Policy Letter

POGO Urges House Subcommittee to Strengthen Independent Oversight of Nuke Weapons Labs

Chairman Cliff Stearns

Ranking Member Diana DeGette

Subcommittee on Oversight and Investigations

House Energy and Commerce Committee

2125 Rayburn House Office Building

Washington, DC 20515

Dear Chairman Stearns and Ranking Member DeGette:

As the Subcommittee prepares to hold a hearing on the challenges facing the Department of Energy’s nuclear weapons complex, the Project On Government Oversight (POGO) would like to draw your attention to a recent government report, the findings of which exemplify the need for greater oversight of the nation’s troubled nuclear weapons laboratories.

According to independent government advisory panel the Defense Nuclear Facilities Safety Board, one of the nation’s main nuclear weapons laboratories sharply underestimated the amount of radiation that could leak from one of its facilities as a result of an earthquake-induced fire.[1] As POGO reported last week, the Safety Board found that the radiation emitted from the Los Alamos National Laboratory’s Plutonium Facility could be more than four times as intense as the Laboratory predicted in a safety analysis last year.[2] The Safety Board said that the Laboratory’s safety analysis was performed incorrectly and included “multiple, substantial deficiencies.”[3]

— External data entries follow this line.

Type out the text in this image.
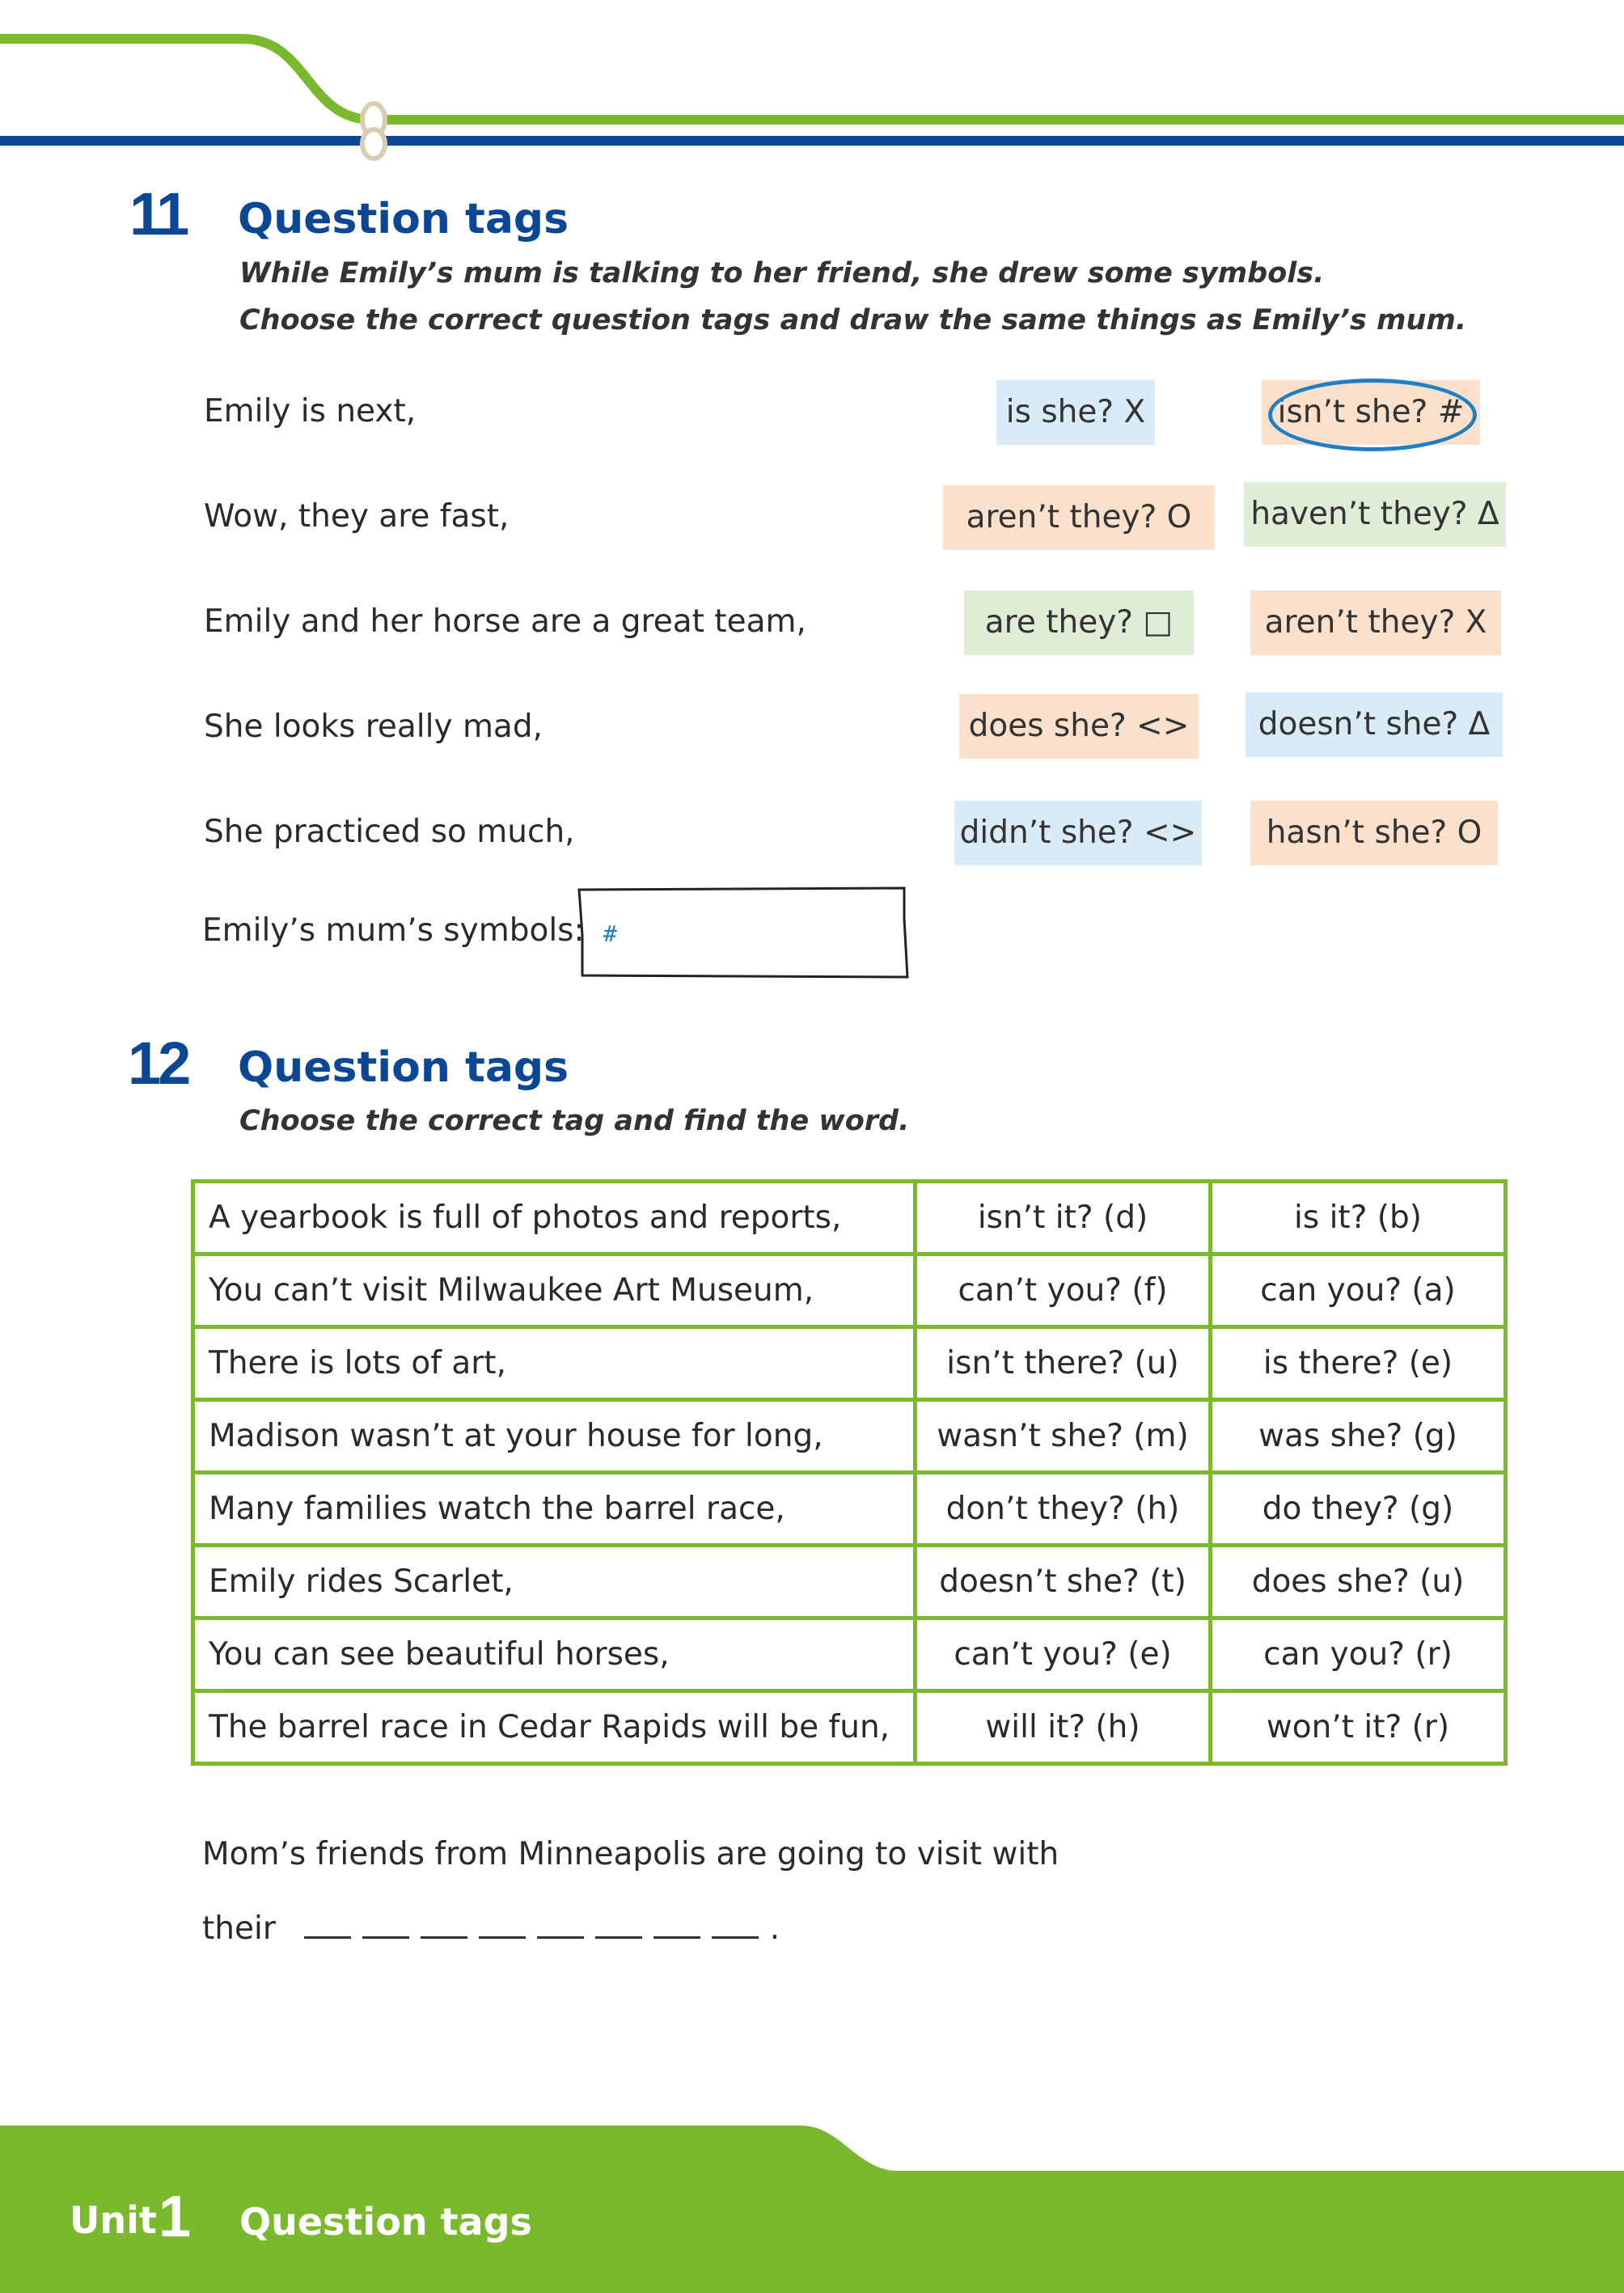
11 Question tags
While Emily’s mum is talking to her friend, she drew some symbols.
Choose the correct question tags and draw the same things as Emily’s mum.
Emily is next,	is she? X	isn’t she? #
Wow, they are fast,	aren’t they? O	haven’t they? Δ
Emily and her horse are a great team,	are they? □	aren’t they? X
She looks really mad,	does she? <>	doesn’t she? Δ
She practiced so much,	didn’t she? <>	hasn’t she? O
Emily’s mum’s symbols: #
12 Question tags
Choose the correct tag and find the word.
A yearbook is full of photos and reports,	isn’t it? (d)	is it? (b)
You can’t visit Milwaukee Art Museum,	can’t you? (f)	can you? (a)
There is lots of art,	isn’t there? (u)	is there? (e)
Madison wasn’t at your house for long,	wasn’t she? (m)	was she? (g)
Many families watch the barrel race,	don’t they? (h)	do they? (g)
Emily rides Scarlet,	doesn’t she? (t)	does she? (u)
You can see beautiful horses,	can’t you? (e)	can you? (r)
The barrel race in Cedar Rapids will be fun,	will it? (h)	won’t it? (r)
Mom’s friends from Minneapolis are going to visit with
their	.
Unit 1 Question tags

The Safety Board has raised similar concerns about faulty safety analyses since at least 2008.[4] Its findings call into question the safety and reliability of a laboratory that says its work includes ensuring the safety and reliability of the nuclear weapons stockpile. As a result of the Safety Board’s independent oversight, the Laboratory—which stands near a series of fault lines and houses four metric tons of plutonium—will be required to upgrade the Plutonium Facility using the highest safety standards. The findings were reported widely by the Associated Press.[5]

The report comes at a time when the nuclear weapons laboratories are pushing for greater freedom from oversight. However, it is evident that more, not less, independent oversight is necessary to ensure the safety of workers and the public, security of nuclear materials, and responsible spending on nuclear weapons.

The Government Accountability Office has long called the contractor-run nuclear weapons laboratories a “high risk” for fraud, waste, abuse, and mismanagement.[6] And POGO has been uncovering oversight problems born of self-policing at the laboratories for years. As POGO reported this May, the Safety Board, the Department of Energy Office of Inspector General, and other government offices reported dozens of health, safety, security, and financial issues at the nuclear laboratories in past couple of years that oversight by laboratory management missed.[7] The issues uncovered by independent oversight range from over $10 million of “questioned and unresolved costs” at Sandia National Laboratory,[8] to safety lapses that led to workers being overexposed to beryllium at Lawrence Livermore National Laboratory.[9]

POGO is concerned by proposed rollbacks of oversight at the nuclear weapons laboratories, including several sections in the House version of the FY 2013 National Defense Authorization Act.[10] Self-policing by the contractors who operate the nation’s nuclear weapons puts us all at risk. We therefore urge you to stop the rollbacks and to strengthen independent oversight of the nuclear weapons complex.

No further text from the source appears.